Les heures passant, elle restait assise sagement à lancer des cailloux devant elle. Sans réfléchir à son geste, elle commença à former un petit tas. Les pierres à ses pieds se raréfièrent. Elle gratta la terre doucement pour en trouver de nouvelles à jeter, puis s'acharna et laissa noircir ses ongles.
À côté du tas de pierres se forma un tas de terre. Dans son avancée, Maria remarqua que le sol se rigidifiait. Sous elle apparaissait une pierre noire et poreuse, immense. Quand elle essaya de dégager son pourtour, elle se rendit compte qu'il n'y en avait pas. Dans son esprit d'enfant, un raisonnement comme ceux de sa grande sœur s'opéra. « Et si c'était un autre genre de caillou ? »
Maria entreprit de vérifier son hypothèse, déjà toute fière. Avide de découvertes, elle recommença à creuser. Au bout de quelques minutes, la seule nouveauté fut un mince filet de sang qui recouvrit ses mains crasseuses.
Quand elle arrêta enfin son chantier, elle effectua une rotation sur elle-même. La première chose qu'elle aperçût fut le visage de sa mère horrifiée. Cassia observa successivement les mains de sa fille et les dégâts laissés derrière elle. Si ses doigts ensanglantés – dû à ses exploits précédents – ne l'étonnèrent ni ne l'inquiétèrent, sa réaction ne se fit pas attendre pour le reste :
— Va dans ta chambre ! lui ordonna-t-elle. Tu n'en sortiras que lorsque ta sœur sera rentrée !
Désemparée, Cassia poussa un long soupir aigu, de la façon – songeait-elle – dont soupiraient les grandes dames. Le lien précieux qui liait une mère à ses enfants lui avait échappé par deux fois. À l'occasion, elle s'en attristait, bien qu'elle se consolât souvent avec l'idée que couronner reine l'une de ses deux filles rachèterait tout.

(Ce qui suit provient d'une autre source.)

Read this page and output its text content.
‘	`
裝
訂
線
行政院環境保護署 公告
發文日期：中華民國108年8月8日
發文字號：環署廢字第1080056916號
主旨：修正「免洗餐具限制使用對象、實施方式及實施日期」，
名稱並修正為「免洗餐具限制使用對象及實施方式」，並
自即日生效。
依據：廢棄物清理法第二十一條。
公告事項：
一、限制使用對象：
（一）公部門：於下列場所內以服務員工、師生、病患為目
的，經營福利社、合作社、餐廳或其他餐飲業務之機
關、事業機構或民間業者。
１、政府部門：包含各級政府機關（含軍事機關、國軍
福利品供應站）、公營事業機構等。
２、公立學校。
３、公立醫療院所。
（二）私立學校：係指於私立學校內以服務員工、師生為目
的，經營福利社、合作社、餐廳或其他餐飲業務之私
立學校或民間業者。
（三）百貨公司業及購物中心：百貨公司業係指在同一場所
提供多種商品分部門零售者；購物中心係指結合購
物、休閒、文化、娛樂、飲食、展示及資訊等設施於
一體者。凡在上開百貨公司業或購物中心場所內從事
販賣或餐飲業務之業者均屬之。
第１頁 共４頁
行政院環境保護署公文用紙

De son côté, Maria obéit à sa mère, tête basse. Elle commença à sentir le picotement de ses doigts qui saignaient, où était venu se glisser un ver de terre. De son point de vue, rien de plus amusant. La terre devenait chaude lorsque l'on creusait un peu profondément, aussi chaude que son sang. Elle aimait ce liquide bouillonnant qui s'écoulait entre ses doigts, tout comme ce petit ver qui glissait lentement sur sa peau en la chatouillant. Lorsque le lombric cessait de se tortiller, elle l'incitait à bouger à nouveau. La chaleur... Cela lui fit repenser à sa sœur. Un sujet qu'elle évitait, car l'on en revenait toujours à la température de sa peau.
Depuis sa naissance, elle équivalait celle de l'air ambiant, souvent froide comme la glace. Toutefois, Mythia s'y était accommodé, elle y voyait les avantages : une résistance au froid et à la chaleur. Aussi bien dans la neige que dans l'eau chaude, jamais elle ne s'était brûlée. Maria n'avait jamais osé lui demander si elle possédait cette sensation qui lui indiquait une différence de température, de peur de la froisser.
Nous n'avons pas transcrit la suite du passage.